ゴブリンシーフは弓を投げ捨て短剣を構え、待ち構えている。リンネはショートソードを軽く振るうがゴブリンシーフは後ろに下がることで回避した。レイネとアカリにとっては普通のゴブリンと変わらない強さに思えるが、リンネにとってはそうではない。
それでも何度か攻撃をするうちに少しずつ負傷させなんとか倒すことが出来た。倒れたゴブリンシーフの体は泥のように溶け消えていく。残ったのは小さな魔石と先程のゴブリンシーフがもっていた短剣だった。
「はー、レイネたちは簡単に倒してるが、結構きついぞこいつ」
「私が言うのも何だけど、無傷で倒せるとは思ってなかったよ」
「おい」
「ボクが最初に戦った時は二人がかりでなんとかだったからね」
「そうか、慰めてくれてありがとうなアカリ」
「慰めとかじゃないですから」
「様子見も済んだことだし帰るか」
「わかった、それじゃあ私とアカリでじゃんじゃん倒して出口目指すから付いてきてね」
「オーケー、頼む」
再びレイネとアカリが先頭を歩き、たまに出てくるゴブリンシーフを倒しながら出口に到着する。脱出用の赤いゲートをくぐり外へ脱出した。外に出ると警備の職員が近寄ってくる。今回はちゃんと高等部だということを説明したので怒られることはなかった。
その代わり、私が早く帰りたいから早く戻ってきてくれると助かると冗談交じりに言われる。冗談っぽく言っているがこの職員の女性の目はかなり本気に見え、リンネは心のなかで気をつけようと決意した。

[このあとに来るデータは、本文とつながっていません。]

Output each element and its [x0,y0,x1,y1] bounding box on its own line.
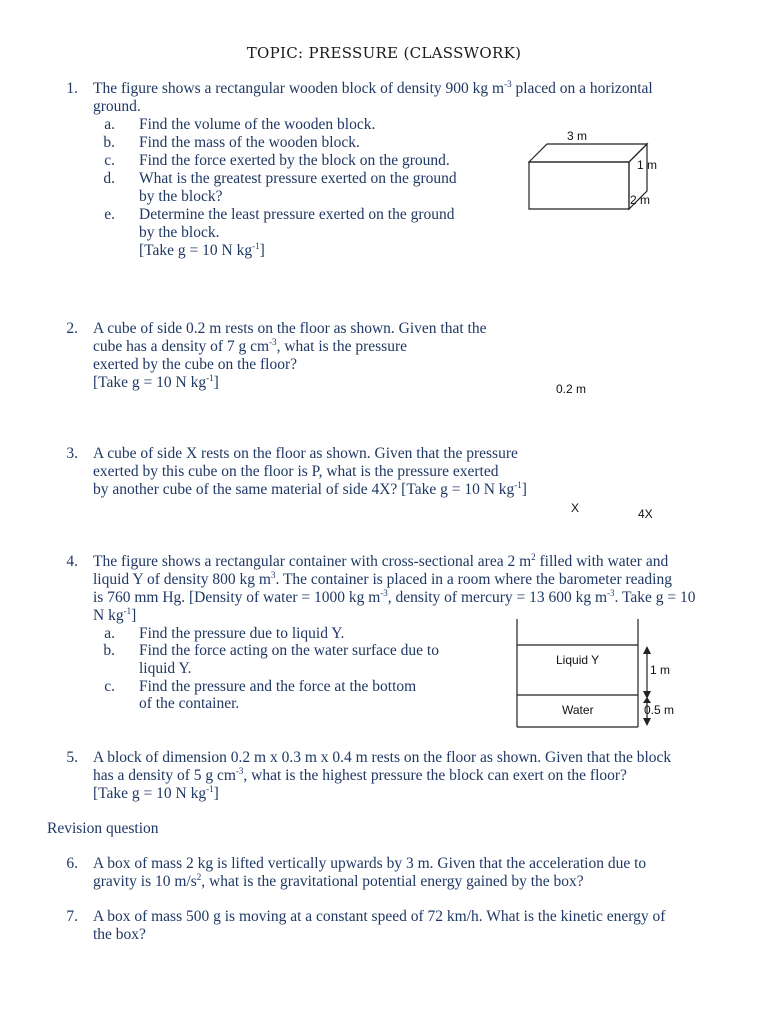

この日も寮住まいのアカリと別れて買い物に出かける。何を買いに来たのかと言うと普通に食料品の買い出しだ。リンネが朝食を作る時に冷蔵庫の中身を確認した所、買い出しが必要になったわけだ。
「レイネは今夜なにか食べたいものはあるか?」
「なんでも良いよ」
「何でもいいが一番困るんだがな」
「だってお兄ちゃんの作るご飯なら何でも美味しいからね」
「それを言われると何も言えなくなるわ」
リンネは照れくさそうに頬を掻きながら苦笑を浮かべている。食品コーナーを周りながら色々買い物かごに入れていく。一通りかごに入れ終わると会計へ向かう。会計は無人となっていて買い物かごをスキャン装置の場所に置くと自動で計算がされ、支払いも電子カードをかざすだけで済んでしまう。
「材料からみるに今日はカレー?」
「ん? カレーが良かったか、ならカレーを作るけど」
「お兄ちゃん疲れてない? 無理はしなくていいからね」
「いや大丈夫だが、少し待つことになるぞ」
「私も皮むきとかなら手伝うよ」
「そうか、じゃあカレーにするか」
「ふふ、お兄ちゃんと久しぶりの共同作業だね」
「何だその意味深な言い方は、作るものも決まったしさっさと帰るか」
外を歩きながら何気ない会話を交わすリンネとレイネだが、数日前まではこんな普通のことも出来なかった。買い物はネットで済ませていたし、急に必要になった物はレイネが買いに行ってくれた。
むしろずっと引きこもっていたリンネがこうも普通に外を出歩けるとは、リンネ自身も思ってすらいなかった。こんな普通の日常が再び訪れたことの幸運をリンネは噛みしめていた。